Most states have specific laws governing the possession of dangerous wild animals, and the liability of landowners for injuries caused by wild animals on their property. Ferae naturae is a common law doctrine (created by judges in court opinions) meaning "animals of a wild nature or disposition," and traces its origins back to the Roman empire. Under the doctrine of ferae naturae, wild animals are presumed to be owned by no one specifically, but by the people generally.
In many states the rule of law has developed that a landowner cannot be held liable for the acts of indigenous wild animals occurring on his or her property unless the landowner has actually reduced the wild animals to possession or control, or introduced a non-indigenous animal into the area.

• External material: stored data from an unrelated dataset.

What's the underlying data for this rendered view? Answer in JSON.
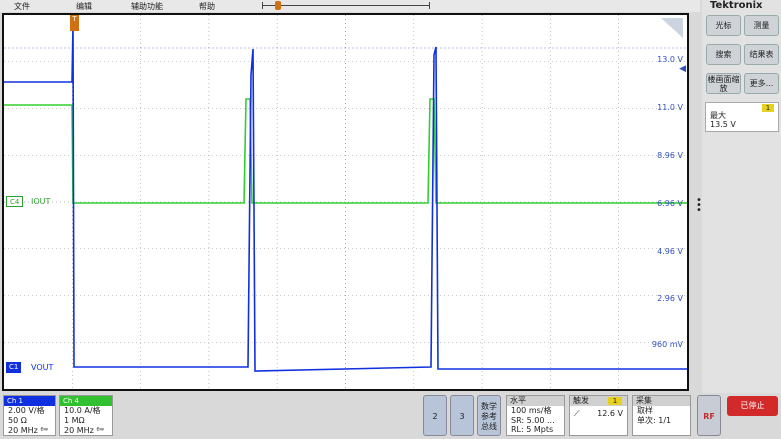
{
  "menu": {
    "file": "文件",
    "edit": "编辑",
    "utility": "辅助功能",
    "help": "帮助"
  },
  "brand": "Tektronix",
  "trigger_marker": "T",
  "vertical_scale": [
    "13.0 V",
    "11.0 V",
    "8.96 V",
    "6.96 V",
    "4.96 V",
    "2.96 V",
    "960 mV"
  ],
  "channels_on_screen": {
    "c4_tag": "C4",
    "c4_name": "IOUT",
    "c1_tag": "C1",
    "c1_name": "VOUT"
  },
  "side_buttons": {
    "cursor": "光标",
    "measure": "测量",
    "search": "搜索",
    "results_table": "结果表",
    "zoom": "楼画面缩放",
    "more": "更多..."
  },
  "measurement": {
    "badge": "1",
    "name": "最大",
    "value": "13.5 V"
  },
  "ch1": {
    "header": "Ch 1",
    "scale": "2.00 V/格",
    "impedance": "50 Ω",
    "bandwidth": "20 MHz ᴮʷ"
  },
  "ch4": {
    "header": "Ch 4",
    "scale": "10.0 A/格",
    "impedance": "1 MΩ",
    "bandwidth": "20 MHz ᴮʷ"
  },
  "math_buttons": {
    "b2": "2",
    "b3": "3",
    "math": "数学\n参考\n总线"
  },
  "horizontal": {
    "header": "水平",
    "scale": "100 ms/格",
    "sr": "SR: 5.00 ...",
    "rl": "RL: 5 Mpts"
  },
  "trigger": {
    "header": "触发",
    "badge": "1",
    "level": "12.6 V"
  },
  "acquire": {
    "header": "采集",
    "mode": "取样",
    "count": "单次: 1/1"
  },
  "rf": "RF",
  "run_state": "已停止",
  "colors": {
    "ch1": "#1030e0",
    "ch4": "#30d030",
    "trigger": "#d07010",
    "stop": "#d22a2a"
  }
}
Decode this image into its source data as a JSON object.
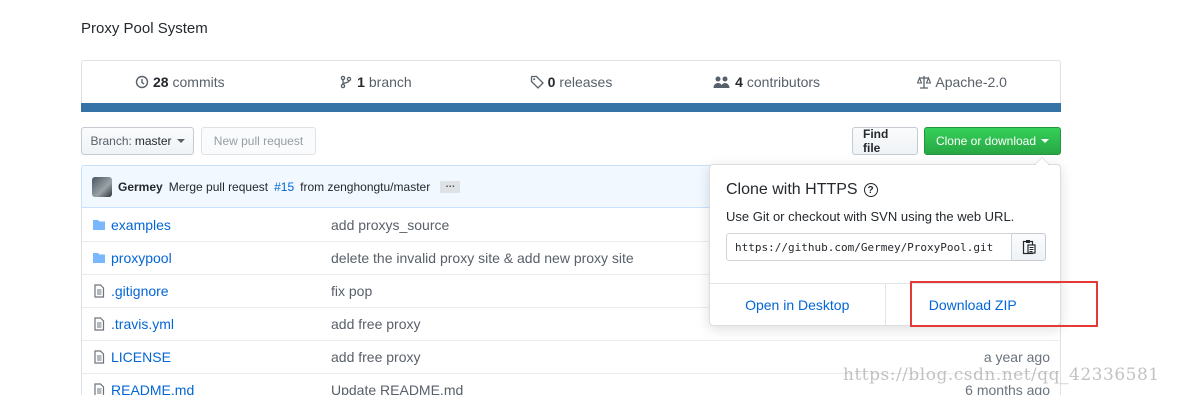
{
  "repo": {
    "description": "Proxy Pool System"
  },
  "stats": [
    {
      "icon": "history-icon",
      "count": "28",
      "label": "commits"
    },
    {
      "icon": "branch-icon",
      "count": "1",
      "label": "branch"
    },
    {
      "icon": "tag-icon",
      "count": "0",
      "label": "releases"
    },
    {
      "icon": "people-icon",
      "count": "4",
      "label": "contributors"
    },
    {
      "icon": "law-icon",
      "count": "",
      "label": "Apache-2.0"
    }
  ],
  "language_bar_color": "#3572A5",
  "toolbar": {
    "branch_prefix": "Branch:",
    "branch_name": "master",
    "new_pull_request": "New pull request",
    "find_file": "Find file",
    "clone_or_download": "Clone or download"
  },
  "commit": {
    "author": "Germey",
    "message": "Merge pull request",
    "pr_link": "#15",
    "message_suffix": "from zenghongtu/master",
    "ellipsis": "…"
  },
  "files": [
    {
      "type": "folder",
      "name": "examples",
      "message": "add proxys_source",
      "age": ""
    },
    {
      "type": "folder",
      "name": "proxypool",
      "message": "delete the invalid proxy site & add new proxy site",
      "age": ""
    },
    {
      "type": "file",
      "name": ".gitignore",
      "message": "fix pop",
      "age": ""
    },
    {
      "type": "file",
      "name": ".travis.yml",
      "message": "add free proxy",
      "age": ""
    },
    {
      "type": "file",
      "name": "LICENSE",
      "message": "add free proxy",
      "age": "a year ago"
    },
    {
      "type": "file",
      "name": "README.md",
      "message": "Update README.md",
      "age": "6 months ago"
    }
  ],
  "clone_dropdown": {
    "title": "Clone with HTTPS",
    "help_glyph": "?",
    "hint": "Use Git or checkout with SVN using the web URL.",
    "url": "https://github.com/Germey/ProxyPool.git",
    "open_desktop": "Open in Desktop",
    "download_zip": "Download ZIP"
  },
  "watermark": "https://blog.csdn.net/qq_42336581",
  "colors": {
    "link": "#0366d6",
    "clone_green": "#28a745",
    "highlight_red": "#e53935"
  }
}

In Ohio, the possession of dangerous wild animals is regulated by the Ohio Dangerous Wild Animal Act, which was enacted in response to an incident in Zanesville in 2011 where dozens of exotic animals were released by their owner. Under this law, individuals are prohibited from acquiring, selling, or transferring ownership of dangerous wild animals, which include big cats, bears, primates, and certain reptiles, among others, without a permit. The law also sets standards for the care and housing of such animals by those who are permitted to keep them. Regarding liability for injuries caused by wild animals, Ohio follows the common law doctrine of ferae naturae, which means that a landowner is generally not liable for injuries caused by wild animals native to the region unless the landowner has taken possession or control of the animal, or has introduced a non-native species that causes harm. This principle is subject to exceptions, such as if the landowner has been negligent in a way that contributes to the harm caused by the wild animal.